The altar was looking properly ravaged now. Ellie felt a spark of guilt at the sight.
“Well, then?” Neil pressed in to peer at the new space they had opened.
“I don’t know!” Ellie retorted crossly. “I can’t see anything with your head blocking my light!”
“I’m not blocking the light any more than you are!” Neil retorted.
Ellie shoved back on her brother’s shoulders, then shifted her own position. Sunlight spilled down into the dark mouth left by the displaced stone.

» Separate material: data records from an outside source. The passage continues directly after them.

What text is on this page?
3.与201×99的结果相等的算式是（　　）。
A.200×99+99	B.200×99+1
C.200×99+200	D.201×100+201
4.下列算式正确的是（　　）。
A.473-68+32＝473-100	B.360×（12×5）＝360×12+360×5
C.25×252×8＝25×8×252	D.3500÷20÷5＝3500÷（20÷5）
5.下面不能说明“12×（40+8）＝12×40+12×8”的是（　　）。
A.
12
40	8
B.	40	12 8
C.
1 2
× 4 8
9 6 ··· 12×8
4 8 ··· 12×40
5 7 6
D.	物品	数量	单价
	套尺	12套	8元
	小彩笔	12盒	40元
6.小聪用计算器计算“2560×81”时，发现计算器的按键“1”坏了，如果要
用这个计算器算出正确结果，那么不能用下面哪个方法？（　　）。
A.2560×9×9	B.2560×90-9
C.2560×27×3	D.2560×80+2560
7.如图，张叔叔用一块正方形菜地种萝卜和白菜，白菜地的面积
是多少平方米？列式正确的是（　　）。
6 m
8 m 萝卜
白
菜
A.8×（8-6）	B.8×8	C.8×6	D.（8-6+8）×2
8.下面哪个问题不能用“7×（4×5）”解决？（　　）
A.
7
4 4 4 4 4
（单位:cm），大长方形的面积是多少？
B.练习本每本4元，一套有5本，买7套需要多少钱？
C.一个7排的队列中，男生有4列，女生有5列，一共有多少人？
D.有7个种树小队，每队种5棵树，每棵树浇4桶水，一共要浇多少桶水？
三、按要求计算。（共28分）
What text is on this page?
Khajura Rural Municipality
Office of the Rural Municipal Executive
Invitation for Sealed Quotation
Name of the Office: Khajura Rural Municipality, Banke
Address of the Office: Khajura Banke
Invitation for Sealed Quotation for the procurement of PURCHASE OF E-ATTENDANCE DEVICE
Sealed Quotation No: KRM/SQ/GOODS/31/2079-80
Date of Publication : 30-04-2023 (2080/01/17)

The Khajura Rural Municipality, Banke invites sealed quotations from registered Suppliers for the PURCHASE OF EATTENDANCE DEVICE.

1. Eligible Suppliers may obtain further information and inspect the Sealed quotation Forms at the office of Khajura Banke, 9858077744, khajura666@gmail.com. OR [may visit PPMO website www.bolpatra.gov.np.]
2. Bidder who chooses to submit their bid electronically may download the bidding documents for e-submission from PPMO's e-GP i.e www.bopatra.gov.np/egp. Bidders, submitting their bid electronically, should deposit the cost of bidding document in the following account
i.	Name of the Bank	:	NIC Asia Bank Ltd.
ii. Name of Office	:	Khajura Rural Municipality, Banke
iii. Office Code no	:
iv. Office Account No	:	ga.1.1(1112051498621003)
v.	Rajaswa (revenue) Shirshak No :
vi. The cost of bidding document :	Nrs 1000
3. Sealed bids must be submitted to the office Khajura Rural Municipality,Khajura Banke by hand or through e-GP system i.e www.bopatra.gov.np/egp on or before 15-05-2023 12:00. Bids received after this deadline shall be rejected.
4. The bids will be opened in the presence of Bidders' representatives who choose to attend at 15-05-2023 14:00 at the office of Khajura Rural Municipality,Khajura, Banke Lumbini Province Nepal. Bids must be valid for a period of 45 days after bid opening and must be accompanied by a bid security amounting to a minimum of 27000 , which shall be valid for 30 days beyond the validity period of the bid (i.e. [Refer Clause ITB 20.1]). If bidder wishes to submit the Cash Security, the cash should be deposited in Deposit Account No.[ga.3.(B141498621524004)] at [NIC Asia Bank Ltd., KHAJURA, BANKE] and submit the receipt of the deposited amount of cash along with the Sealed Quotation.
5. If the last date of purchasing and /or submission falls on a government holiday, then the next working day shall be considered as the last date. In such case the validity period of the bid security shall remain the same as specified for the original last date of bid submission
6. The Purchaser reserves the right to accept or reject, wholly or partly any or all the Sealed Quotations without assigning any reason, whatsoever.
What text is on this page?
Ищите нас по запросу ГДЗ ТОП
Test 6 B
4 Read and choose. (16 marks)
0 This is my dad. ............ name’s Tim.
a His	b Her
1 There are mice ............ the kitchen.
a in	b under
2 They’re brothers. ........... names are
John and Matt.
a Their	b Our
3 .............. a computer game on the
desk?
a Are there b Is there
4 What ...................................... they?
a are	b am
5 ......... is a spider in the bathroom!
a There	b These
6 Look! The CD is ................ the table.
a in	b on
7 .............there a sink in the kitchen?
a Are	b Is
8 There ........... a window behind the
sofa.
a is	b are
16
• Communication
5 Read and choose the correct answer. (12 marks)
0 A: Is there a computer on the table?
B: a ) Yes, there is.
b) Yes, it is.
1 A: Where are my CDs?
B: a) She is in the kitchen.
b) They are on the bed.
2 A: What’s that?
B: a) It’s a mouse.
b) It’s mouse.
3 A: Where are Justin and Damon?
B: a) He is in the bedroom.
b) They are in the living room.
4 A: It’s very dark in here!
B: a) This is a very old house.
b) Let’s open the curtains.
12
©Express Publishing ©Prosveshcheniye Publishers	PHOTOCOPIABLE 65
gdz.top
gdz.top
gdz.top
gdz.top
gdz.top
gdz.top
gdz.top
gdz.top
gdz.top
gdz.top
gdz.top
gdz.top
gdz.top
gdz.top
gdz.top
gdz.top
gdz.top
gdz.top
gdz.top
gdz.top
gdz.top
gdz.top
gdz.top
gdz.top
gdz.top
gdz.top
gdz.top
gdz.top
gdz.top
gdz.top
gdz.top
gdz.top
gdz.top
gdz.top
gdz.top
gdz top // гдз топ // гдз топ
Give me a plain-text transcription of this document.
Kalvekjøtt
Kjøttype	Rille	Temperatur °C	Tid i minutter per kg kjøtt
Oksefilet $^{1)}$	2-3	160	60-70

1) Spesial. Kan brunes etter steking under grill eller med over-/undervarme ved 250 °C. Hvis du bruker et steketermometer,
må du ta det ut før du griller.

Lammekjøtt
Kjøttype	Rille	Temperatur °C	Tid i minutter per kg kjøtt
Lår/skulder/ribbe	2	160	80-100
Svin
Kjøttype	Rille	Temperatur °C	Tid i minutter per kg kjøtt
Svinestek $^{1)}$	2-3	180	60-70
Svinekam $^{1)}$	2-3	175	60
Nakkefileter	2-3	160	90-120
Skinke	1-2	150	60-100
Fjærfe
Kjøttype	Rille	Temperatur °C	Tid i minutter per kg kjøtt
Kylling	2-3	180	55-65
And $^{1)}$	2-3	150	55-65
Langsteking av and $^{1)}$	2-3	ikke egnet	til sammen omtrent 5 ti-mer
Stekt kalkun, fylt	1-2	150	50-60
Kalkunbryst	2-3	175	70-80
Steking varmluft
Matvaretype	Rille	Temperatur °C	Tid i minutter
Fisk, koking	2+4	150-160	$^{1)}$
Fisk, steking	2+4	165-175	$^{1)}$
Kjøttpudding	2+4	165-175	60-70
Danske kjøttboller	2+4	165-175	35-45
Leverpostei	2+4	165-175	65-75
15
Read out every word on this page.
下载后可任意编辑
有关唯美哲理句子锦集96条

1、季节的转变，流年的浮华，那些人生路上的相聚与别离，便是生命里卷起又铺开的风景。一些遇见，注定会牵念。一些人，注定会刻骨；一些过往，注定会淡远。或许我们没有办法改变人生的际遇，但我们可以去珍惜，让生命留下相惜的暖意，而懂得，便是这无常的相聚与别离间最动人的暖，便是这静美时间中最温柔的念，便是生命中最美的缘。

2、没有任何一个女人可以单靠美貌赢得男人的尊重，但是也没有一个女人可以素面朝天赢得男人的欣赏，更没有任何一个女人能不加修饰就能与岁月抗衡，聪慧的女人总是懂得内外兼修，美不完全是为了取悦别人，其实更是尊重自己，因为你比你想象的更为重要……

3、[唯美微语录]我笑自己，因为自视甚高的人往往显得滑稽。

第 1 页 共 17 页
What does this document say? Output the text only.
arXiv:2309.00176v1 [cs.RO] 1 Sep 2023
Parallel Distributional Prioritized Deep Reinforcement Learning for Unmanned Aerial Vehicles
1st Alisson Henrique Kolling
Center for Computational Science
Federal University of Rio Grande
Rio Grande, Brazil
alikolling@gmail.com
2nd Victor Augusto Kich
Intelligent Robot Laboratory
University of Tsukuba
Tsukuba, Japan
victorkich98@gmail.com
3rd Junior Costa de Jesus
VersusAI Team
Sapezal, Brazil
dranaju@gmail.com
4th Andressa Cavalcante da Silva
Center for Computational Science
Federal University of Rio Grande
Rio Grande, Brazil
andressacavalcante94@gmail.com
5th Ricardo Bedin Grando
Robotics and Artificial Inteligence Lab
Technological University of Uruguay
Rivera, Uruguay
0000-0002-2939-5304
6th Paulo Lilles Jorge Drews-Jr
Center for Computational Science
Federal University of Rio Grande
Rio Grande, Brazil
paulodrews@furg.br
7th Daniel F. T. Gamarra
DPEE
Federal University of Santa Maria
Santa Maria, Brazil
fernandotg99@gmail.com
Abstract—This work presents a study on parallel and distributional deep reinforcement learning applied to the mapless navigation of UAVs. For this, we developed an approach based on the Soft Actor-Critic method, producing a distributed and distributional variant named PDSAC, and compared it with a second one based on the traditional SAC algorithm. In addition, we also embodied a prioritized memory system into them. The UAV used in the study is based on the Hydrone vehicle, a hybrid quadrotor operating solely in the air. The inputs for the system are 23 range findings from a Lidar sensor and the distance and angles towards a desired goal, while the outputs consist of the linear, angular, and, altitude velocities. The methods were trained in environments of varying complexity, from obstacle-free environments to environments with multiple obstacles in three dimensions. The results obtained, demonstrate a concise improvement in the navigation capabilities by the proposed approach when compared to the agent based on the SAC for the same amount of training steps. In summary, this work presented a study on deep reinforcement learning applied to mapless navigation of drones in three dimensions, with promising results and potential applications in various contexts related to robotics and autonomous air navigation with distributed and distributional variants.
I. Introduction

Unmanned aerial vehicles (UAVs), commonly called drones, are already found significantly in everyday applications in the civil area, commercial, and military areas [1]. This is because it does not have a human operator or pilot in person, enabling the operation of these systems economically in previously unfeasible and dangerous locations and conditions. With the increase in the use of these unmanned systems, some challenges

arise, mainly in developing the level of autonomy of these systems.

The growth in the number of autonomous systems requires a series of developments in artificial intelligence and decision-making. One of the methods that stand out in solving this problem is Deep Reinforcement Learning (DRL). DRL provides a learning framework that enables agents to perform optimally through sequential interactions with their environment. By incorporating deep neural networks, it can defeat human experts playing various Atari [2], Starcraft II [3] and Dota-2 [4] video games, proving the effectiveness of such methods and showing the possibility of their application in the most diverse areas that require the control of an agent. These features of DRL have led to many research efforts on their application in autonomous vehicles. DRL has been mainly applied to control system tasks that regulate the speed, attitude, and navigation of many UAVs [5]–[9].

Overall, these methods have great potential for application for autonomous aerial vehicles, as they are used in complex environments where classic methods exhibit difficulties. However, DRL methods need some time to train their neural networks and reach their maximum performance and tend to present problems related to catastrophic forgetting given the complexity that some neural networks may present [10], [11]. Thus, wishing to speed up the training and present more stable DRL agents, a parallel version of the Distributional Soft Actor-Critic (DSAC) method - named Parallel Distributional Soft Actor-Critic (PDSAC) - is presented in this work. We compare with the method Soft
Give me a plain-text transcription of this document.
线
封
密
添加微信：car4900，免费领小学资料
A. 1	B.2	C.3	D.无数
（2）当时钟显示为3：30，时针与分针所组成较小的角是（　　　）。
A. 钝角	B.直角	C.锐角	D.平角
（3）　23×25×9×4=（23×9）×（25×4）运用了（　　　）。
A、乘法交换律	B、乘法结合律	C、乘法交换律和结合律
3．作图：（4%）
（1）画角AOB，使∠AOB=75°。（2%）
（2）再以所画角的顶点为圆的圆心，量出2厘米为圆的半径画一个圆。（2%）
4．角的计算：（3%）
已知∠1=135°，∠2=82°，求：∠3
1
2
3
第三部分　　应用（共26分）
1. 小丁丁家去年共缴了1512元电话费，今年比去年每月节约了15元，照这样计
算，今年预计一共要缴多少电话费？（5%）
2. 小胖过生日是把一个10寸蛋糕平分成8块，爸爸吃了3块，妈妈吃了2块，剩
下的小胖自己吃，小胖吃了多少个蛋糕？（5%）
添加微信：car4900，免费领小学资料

The space was not filled with rubble. Instead, it formed a little hollow framed by the struts that supported the limestone, with the surface of the old altar serving as the floor.
Nor was it empty. Ellie reached into it and carefully lifted out a thin slab of baked clay. The object was perhaps six inches square, and its surface was covered in close-packed, stick-like characters.
“That’s a tablet.” Neil’s voice was numb with surprise.
“Stamped with cuneiform.” Ellie traced a delicate finger over the intricate arrangements of triangular-headed wedges and lines.
“A piece of diplomatic correspondence, perhaps?” Neil pressed closer to peer down at it. “Akkadian was the lingua franca during the New Kingdom period for communication between Egypt and other empires.” He grimaced a little ruefully. “I might have a go at translating it if I had my library along, but I’m afraid I’m hopeless if I’m working off the top of my—.”
“King,” Ellie read, pointing to one of the symbols on the tablet’s surface.
She shifted her finger over as Neil stared at her. “Grave,” she translated, and then stilled. “Though that could also be read astomb.”
“You know Akkadian?” Neil asked weakly.